A carpet calculator that works out how much carpet to buy — and roughly what it will cost — for a room and, optionally, a staircase. Unlike a tile or paint sum, carpet is not bought by the exact square metre: it comes as broadloom, long rolls of a fixed width (most often 4 m or 5 m). You buy a length off that roll, so the real question is how to lay your room out across the roll width with the least offcut waste. This tool does that layout for you in metric or imperial, compares two cutting orientations, adds stairs, and turns the result into square metres, square yards and a cost.
How it works
The room needs to be covered by full-width strips of carpet. There are two ways to orient them, and the tool computes both:
- Length along the roll — strips run the full length of the room. It works out how many strips (each the roll width) are needed to span the room width, rounds that up to a whole number, and multiplies by the room length.
- Width along the roll — strips run across the room and are joined to make up the length. Same idea with the dimensions swapped.
strips = ceil( room dimension / roll width )
length pulled = strips × the other room dimension
area bought = roll width × length pulled
Each orientation gives a different area bought, because the leftover offcut down the wider edge differs. The calculator keeps the cheaper of the two, adds any stair run, applies your waste percentage, then prices the result per square metre or square yard. Fitting and underlay, if entered, are charged on the room floor area rather than the area bought.
Worked example
A bedroom 5 m long by 3.6 m wide, carpeted from a 4 m roll with 10% waste at £22/m²:
- Length along the roll: the 3.6 m width needs
ceil(3.6 / 4) = 1full-width strip, each 5 m long, so you pull 5 m of 4 m roll = 20 m² bought. - Width along the roll: the 5 m length needs
ceil(5 / 4) = 2strips, each 3.6 m, so 7.2 m of roll = 28.8 m² — clearly worse. - The tool keeps the first orientation: 20 m², of which 18 m² is floor and 2 m² is offcut waste. Adding 10% gives 22 m² to buy.

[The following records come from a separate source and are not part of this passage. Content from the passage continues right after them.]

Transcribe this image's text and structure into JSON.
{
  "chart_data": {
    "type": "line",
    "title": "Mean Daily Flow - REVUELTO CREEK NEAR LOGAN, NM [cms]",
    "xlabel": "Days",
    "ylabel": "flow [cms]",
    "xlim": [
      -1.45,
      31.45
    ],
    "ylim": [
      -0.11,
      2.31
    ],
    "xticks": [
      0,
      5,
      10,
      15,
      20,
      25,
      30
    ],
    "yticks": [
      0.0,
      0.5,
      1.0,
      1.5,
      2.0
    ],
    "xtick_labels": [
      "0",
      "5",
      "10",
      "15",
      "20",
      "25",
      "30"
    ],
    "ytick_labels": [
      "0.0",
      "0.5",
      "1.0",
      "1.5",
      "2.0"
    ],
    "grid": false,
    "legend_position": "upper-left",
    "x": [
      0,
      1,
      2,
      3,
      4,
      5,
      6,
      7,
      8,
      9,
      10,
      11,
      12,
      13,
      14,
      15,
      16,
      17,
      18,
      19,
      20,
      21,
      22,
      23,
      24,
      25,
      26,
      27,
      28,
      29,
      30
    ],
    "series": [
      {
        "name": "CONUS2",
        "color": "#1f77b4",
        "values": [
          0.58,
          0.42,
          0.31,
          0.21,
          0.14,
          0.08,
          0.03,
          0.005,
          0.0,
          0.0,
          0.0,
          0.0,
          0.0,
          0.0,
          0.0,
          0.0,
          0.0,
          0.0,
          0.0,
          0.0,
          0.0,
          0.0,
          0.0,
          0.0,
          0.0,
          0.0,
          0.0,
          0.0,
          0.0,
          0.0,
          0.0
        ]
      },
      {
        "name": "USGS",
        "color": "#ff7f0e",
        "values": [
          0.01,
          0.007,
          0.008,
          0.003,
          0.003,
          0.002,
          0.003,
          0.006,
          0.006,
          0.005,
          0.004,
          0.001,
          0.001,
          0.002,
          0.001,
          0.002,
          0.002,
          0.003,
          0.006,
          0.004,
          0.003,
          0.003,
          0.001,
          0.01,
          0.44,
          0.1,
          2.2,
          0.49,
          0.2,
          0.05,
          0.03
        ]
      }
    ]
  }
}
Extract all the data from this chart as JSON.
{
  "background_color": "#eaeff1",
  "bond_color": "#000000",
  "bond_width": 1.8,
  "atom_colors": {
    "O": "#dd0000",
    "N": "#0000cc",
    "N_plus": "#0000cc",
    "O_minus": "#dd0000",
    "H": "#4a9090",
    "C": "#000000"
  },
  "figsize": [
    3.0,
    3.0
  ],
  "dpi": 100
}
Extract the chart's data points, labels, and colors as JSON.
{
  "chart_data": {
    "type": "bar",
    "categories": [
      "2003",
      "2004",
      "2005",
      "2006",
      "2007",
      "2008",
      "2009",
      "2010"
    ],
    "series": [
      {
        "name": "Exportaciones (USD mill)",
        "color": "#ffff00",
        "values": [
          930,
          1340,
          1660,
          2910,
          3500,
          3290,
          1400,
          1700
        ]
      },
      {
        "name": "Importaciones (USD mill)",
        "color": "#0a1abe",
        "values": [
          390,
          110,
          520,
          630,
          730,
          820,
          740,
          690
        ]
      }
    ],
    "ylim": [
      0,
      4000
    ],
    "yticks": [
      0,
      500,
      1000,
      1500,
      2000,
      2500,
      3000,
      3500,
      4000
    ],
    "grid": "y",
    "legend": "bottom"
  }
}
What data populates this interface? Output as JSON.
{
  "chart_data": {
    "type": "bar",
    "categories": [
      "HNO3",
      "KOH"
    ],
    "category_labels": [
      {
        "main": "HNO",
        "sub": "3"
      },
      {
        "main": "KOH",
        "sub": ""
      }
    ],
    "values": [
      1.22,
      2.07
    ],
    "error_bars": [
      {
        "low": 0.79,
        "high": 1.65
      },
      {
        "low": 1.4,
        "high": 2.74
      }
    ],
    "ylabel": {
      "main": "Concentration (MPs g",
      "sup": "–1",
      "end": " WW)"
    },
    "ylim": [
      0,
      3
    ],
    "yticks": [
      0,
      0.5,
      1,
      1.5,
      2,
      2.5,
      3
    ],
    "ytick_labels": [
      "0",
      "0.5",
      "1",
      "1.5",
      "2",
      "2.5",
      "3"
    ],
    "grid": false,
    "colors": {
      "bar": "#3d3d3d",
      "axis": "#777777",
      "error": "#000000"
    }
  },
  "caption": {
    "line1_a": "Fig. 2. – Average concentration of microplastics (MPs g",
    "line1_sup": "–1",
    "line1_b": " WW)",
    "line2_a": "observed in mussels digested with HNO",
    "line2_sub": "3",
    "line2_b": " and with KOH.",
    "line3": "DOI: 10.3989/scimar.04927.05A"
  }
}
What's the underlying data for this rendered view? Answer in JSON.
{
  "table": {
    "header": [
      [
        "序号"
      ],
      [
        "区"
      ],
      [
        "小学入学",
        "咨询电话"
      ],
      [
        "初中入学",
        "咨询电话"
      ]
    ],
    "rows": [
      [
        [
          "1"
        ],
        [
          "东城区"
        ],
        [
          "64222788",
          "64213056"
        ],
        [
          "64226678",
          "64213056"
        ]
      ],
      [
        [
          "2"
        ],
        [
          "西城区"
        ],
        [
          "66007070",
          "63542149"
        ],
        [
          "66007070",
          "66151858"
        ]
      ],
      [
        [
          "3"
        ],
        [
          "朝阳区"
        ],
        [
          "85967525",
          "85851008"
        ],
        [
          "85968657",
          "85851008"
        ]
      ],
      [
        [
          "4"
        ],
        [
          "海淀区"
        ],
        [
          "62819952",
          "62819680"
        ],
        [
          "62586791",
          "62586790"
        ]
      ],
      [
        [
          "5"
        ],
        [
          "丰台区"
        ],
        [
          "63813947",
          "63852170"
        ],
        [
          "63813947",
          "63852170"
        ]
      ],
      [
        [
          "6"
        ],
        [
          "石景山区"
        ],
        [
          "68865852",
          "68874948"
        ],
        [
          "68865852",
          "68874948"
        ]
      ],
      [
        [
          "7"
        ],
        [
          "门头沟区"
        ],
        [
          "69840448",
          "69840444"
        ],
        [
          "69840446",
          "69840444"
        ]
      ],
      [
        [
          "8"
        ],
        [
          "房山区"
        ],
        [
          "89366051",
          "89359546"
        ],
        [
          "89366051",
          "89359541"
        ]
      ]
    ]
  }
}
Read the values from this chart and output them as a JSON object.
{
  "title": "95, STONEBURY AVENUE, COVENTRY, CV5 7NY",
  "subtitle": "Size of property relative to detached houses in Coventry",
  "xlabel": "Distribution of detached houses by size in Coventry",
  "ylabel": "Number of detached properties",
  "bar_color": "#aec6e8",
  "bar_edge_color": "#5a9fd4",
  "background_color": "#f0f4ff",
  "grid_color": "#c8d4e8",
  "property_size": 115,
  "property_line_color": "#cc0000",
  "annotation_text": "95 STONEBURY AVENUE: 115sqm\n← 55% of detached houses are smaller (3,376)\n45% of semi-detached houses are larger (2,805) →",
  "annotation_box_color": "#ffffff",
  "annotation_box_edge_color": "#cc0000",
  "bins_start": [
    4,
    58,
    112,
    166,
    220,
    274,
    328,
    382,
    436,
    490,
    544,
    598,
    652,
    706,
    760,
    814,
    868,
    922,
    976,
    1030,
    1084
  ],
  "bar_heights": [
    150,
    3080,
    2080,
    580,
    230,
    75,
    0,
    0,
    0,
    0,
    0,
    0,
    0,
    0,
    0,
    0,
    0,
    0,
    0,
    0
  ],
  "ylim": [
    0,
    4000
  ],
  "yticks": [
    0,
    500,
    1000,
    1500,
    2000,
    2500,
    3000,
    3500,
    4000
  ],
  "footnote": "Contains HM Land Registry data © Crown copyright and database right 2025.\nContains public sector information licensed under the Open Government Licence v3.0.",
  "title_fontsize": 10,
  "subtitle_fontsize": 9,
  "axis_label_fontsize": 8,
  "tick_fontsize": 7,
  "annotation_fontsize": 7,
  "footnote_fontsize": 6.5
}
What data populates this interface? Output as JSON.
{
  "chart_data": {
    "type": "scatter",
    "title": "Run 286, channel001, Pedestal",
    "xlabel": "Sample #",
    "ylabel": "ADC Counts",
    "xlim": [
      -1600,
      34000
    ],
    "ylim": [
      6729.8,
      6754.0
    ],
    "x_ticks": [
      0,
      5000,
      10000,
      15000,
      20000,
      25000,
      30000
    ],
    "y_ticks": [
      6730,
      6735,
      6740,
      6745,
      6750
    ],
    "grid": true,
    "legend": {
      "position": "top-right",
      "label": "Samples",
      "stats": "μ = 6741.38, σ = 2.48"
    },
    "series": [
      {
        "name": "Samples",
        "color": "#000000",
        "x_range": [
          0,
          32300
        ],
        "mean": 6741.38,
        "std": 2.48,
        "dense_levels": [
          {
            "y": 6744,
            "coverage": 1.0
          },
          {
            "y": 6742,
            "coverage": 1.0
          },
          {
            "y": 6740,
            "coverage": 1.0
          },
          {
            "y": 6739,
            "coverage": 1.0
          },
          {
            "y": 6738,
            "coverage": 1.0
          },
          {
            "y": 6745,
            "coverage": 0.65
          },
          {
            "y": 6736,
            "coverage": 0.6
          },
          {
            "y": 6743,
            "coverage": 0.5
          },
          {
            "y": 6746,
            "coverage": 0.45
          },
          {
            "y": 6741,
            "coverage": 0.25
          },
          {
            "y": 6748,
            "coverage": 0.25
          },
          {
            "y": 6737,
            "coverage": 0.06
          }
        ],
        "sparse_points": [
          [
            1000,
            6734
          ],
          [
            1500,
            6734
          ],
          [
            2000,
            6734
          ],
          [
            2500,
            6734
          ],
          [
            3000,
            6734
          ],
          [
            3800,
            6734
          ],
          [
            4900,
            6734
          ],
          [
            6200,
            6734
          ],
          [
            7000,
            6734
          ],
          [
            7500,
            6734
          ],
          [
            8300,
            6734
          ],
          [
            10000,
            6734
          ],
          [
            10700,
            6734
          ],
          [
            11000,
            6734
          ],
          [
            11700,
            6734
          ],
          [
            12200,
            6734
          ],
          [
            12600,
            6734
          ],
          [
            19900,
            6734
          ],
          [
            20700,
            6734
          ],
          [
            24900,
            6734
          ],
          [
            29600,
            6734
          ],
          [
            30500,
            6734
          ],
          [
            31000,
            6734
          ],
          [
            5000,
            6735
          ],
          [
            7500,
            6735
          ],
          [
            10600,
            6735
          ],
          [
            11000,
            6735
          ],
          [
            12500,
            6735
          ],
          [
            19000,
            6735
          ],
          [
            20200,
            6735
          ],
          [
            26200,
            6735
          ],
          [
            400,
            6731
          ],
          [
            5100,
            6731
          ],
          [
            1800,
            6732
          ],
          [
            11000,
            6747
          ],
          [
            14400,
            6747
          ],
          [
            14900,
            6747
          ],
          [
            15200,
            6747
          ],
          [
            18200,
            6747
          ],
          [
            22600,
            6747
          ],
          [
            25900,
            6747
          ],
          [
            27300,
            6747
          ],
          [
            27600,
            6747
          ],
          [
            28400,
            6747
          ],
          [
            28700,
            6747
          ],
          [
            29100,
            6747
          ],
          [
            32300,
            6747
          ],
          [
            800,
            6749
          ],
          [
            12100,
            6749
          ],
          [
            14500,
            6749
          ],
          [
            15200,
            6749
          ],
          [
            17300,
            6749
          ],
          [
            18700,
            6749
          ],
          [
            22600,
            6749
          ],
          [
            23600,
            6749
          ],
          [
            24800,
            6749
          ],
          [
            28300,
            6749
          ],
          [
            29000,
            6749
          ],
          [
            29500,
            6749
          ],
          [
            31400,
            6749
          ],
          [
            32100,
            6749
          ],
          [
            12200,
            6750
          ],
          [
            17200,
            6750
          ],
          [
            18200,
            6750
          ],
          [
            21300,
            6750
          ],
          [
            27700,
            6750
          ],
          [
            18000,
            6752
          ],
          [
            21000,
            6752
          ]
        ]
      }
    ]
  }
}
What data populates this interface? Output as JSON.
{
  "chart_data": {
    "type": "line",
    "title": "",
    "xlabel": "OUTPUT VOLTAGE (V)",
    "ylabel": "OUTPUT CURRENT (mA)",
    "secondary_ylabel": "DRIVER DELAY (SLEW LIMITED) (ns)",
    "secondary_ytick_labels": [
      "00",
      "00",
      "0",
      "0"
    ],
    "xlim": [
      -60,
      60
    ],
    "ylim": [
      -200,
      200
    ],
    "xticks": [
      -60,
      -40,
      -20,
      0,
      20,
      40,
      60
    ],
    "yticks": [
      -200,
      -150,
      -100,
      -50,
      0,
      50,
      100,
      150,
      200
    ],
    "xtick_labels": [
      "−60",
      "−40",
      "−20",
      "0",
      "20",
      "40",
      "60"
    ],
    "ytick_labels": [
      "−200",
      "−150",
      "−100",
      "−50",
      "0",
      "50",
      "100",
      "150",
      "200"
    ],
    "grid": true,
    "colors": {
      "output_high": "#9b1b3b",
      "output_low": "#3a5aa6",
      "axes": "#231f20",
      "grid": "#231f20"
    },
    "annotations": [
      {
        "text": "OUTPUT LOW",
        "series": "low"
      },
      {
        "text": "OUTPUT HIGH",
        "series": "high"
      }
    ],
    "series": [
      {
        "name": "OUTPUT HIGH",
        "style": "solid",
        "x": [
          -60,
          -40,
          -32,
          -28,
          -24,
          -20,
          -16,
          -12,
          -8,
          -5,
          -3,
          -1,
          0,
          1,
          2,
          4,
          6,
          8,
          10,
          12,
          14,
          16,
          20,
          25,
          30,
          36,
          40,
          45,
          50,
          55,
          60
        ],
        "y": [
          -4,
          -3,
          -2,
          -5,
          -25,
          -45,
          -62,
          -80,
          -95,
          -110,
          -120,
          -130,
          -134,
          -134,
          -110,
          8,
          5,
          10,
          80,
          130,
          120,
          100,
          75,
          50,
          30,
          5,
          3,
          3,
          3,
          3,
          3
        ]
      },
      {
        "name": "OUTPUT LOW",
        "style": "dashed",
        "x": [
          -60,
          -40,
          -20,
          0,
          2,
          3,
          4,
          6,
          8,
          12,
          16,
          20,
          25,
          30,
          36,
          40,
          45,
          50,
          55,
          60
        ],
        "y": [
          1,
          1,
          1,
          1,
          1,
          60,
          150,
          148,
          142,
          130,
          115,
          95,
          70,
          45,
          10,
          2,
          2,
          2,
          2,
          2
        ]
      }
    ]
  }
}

At £22/m² that is an estimated £484 of carpet, before any fitting and
underlay. Switch on a 13-step staircase with a 25 cm tread and 18 cm riser
and the tool adds 13 × 0.43 m = 5.59 m of runner, about 22 m² more carpet
off the same roll.
Reference — roll widths and broadloom
In the UK and Europe carpet broadloom is overwhelmingly sold in 4 m and 5 m widths; the US uses 12 ft as standard, with 13.5 ft and 15 ft available in some ranges. Because a roll is continuous in length, the trade buys linear metres of a known width — exactly what the length pulled figure above shows. A square yard is 0.8361 m², which is why older stock or US pricing per square yard reads cheaper than the same carpet priced per square metre; the tool converts so you compare like with like. Always treat the result as a minimum: buy from one batch for a consistent dye lot, keep pile running one way, and hold the offcut back for future repairs.
Every figure is calculated in your browser. No measurements, prices or anything else is ever uploaded or stored.